Keine Entspannung am Festplattenmarkt

Für eine generelle Entspannung am Festplattenmarkt sieht Brown nach wie vor keinerlei Anzeichen. Der Preisverfall wird seiner Ansicht nach aufgrund der steigenden Verkaufszahlen von "Unter-1.000-Dollar-PCs" weiter anhalten. Von der Entwicklung kostenreduzierter Platten speziell für dieses Niedrigpreis-Segment erhofft er eine Entlastung bei der Margensituation. Erste "Harddisk-light"-Produkte sollen noch in diesem Geschäftsjahr präsentiert werden.

Eitel Sonnenschein herrscht derweil beim Geschäft mit DLT-Bandlaufwerken. Bei kontinuierlich steigender Akzeptanz hat sich diese Quantum-Technologie mittlerweile quasi als Industriestandard im Midrange-Servermarkt etabliert. "Im März haben wir das millionste DLT-Drive und das 30millionste DLT-Medium ausgeliefert", verkündet Brown stolz. Die Anzahl der installierten DLT-Laufwerke stieg, seinen Angaben zufolge, in diesem Jahr um 70 Prozent, die Einkünfte aus dem gesamten DLT-Markt wuchsen um 25 Prozent.

Ebenfalls Rekordumsätze und -einnahmen konnte der Bereich der automatisierten Bandlaufwerksprodukte vom Autolader bis zur ATL-Bandlaufwerksbibliothek vermelden. Fakten, die sich in der neuen Unternehmensstrategie widerspiegeln.

Systemgeschäft gewinnt an Bedeutung

Das Wachstum im Unternehmensbereich Speichersystemgeschäft kräftig beschleunigen, ohne gleichzeitig die Position als marktführender Volumenanbieter bei den Desktop-Festplatten zu verlieren, lautet Browns Hauptziel.

Das Geschäftsfeld der automatisierten Bandbibliotheken soll auf die Ebene von Speichersystemen in Unternehmensnetzwerken ausgeweitet werden. Ein wichtiger Schritt in diese Richtung ist die Mitte Mai angekündigte Übernahme von Meridian Data, einem führenden Anbieter von NAS-Lösungen (Network Attached Storage). Mit der Akquisition möchte Quantum nicht nur sein Produktportfolio verbreitern, sondern auch seine Technologiebasis. Im Mittelpunkt stehen dabei die von Meridian Data entwickelten Speicherbetriebssysteme für Einsteiger- und Workgroup-Level-Anwendungen, sowie der "Snap-Server", eine in Netzwerken eingesetzte Speicherlösung.

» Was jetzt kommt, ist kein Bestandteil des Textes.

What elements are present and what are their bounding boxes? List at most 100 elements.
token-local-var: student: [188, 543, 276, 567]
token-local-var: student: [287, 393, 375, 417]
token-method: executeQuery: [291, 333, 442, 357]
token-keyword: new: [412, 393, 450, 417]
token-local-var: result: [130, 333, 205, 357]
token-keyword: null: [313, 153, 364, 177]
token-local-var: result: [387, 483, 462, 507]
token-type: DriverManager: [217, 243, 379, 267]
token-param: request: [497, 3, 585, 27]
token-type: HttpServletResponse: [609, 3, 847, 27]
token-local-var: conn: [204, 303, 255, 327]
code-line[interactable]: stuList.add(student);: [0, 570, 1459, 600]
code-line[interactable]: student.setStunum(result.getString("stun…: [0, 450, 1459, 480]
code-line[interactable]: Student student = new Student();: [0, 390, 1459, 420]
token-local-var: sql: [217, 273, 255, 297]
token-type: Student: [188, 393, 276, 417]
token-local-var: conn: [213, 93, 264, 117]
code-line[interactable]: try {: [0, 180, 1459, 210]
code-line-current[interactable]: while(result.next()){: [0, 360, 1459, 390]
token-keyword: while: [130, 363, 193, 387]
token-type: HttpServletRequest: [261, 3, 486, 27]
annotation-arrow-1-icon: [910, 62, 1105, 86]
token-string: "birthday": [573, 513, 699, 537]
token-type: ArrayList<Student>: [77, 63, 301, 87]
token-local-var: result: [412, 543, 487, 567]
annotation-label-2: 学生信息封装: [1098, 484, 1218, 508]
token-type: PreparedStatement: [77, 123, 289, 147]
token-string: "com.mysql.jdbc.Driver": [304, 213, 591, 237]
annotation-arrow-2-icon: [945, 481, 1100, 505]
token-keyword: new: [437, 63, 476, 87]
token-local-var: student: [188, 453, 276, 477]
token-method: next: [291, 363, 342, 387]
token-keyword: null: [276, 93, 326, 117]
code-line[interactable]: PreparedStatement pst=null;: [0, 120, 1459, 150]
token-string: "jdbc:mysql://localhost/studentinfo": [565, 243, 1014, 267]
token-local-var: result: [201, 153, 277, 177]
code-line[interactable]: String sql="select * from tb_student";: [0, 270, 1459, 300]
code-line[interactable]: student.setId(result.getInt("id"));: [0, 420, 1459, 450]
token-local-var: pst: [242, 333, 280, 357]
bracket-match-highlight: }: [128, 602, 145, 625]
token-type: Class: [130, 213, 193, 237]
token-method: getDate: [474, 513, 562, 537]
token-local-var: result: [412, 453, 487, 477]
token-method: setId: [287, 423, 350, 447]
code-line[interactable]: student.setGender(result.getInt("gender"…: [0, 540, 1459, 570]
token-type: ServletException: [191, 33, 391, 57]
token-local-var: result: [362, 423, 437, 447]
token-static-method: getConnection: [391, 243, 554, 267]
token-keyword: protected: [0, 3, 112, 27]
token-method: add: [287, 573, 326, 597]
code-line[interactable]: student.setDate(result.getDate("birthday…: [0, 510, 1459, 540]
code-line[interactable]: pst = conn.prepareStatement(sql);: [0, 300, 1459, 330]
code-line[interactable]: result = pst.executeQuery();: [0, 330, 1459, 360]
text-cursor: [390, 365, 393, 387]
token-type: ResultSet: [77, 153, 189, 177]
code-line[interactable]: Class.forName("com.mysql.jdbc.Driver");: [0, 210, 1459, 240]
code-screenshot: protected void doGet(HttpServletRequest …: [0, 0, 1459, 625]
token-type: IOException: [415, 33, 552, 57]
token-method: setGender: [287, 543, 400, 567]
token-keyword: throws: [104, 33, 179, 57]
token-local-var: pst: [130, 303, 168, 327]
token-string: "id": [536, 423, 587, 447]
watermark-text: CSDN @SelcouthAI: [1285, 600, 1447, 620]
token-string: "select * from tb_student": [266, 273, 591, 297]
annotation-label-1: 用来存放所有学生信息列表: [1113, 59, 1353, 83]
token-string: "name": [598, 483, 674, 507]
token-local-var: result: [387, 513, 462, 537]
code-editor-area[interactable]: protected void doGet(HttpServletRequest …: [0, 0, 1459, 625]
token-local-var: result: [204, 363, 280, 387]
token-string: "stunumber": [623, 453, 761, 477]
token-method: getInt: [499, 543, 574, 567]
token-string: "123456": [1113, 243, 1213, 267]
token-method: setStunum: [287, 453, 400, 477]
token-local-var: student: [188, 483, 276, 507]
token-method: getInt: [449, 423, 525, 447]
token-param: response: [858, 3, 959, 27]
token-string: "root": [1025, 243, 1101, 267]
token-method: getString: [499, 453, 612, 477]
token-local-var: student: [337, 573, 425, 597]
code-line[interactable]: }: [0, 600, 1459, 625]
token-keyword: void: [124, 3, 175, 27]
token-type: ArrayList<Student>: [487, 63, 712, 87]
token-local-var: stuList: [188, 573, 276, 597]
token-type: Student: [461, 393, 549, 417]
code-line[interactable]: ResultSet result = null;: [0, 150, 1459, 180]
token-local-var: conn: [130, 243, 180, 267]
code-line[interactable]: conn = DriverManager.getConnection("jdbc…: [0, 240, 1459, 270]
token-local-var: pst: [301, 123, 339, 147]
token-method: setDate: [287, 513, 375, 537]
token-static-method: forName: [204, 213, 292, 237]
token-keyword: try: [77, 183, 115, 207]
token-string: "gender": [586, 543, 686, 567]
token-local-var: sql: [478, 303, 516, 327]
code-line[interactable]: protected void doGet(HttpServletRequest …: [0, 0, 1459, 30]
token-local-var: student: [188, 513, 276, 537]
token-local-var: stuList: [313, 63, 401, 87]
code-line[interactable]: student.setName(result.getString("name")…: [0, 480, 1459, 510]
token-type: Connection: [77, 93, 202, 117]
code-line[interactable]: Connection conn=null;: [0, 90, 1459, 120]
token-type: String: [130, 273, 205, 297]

"Nach dem Kauf und der Integration von ATL Products im letzten Jahr ist die Übernahme von Meridian Data ein weiterer großer Schritt. Kurzfristig wollen wir in den rasch wachsenden Markt für Speicherlösungen in Netzwerken eintreten. Langfristig wollen wir Software für "Embedded Intelligence" in Speicherprodukten und Lösungen entwickeln", faßt Peter van Cuylenburg, Präsident von Quantums DLT und Storage Systems Group, die Eckpfeiler der Geschäftsstrategie zusammen.

Durch die Softwareaktivitäten soll schnell eine Führungsposition bei der Vorstellung einer sich selbst konfigurierenden Festplatte auf Basis der von Sun Microsystems entwickelten Jini-Netzwerk-Architektur aufgebaut werden.

Unterhaltungsindustrie wird neues Marktsegment

Ebenfalls Pionierarbeit möchte Quantum bei der Annäherung von Computer- und Unterhaltungstechnologie leisten. Unter der Bezeichnung "Quickview" haben Quantum und Matsushita Electric Industrial Co. (MEI) gemeinsam ein Verfahren zum Einsatz von Festplatten in High-Definition-Fernsehgeräten (HDTV) entwickelt.

Die digitale Aufzeichnungstechnologie soll in Settop-Boxen, Fernsehempfängern oder digitalen Videorekordern Verwendung finden. Während herkömmliche Videorekorder erst hunderte von Metern Magnetband zurückspulen müssen, um den Anfang einer bestimmten Sendung zu erreichen, bietet Quickview, so seine Entwickler, einen direkten und verzögerungsfreien Zugriff. Zehn Stunden Video sollen so auf den speziell für Video-Streaming optimierten 20-GB-Festplatten Platz finden.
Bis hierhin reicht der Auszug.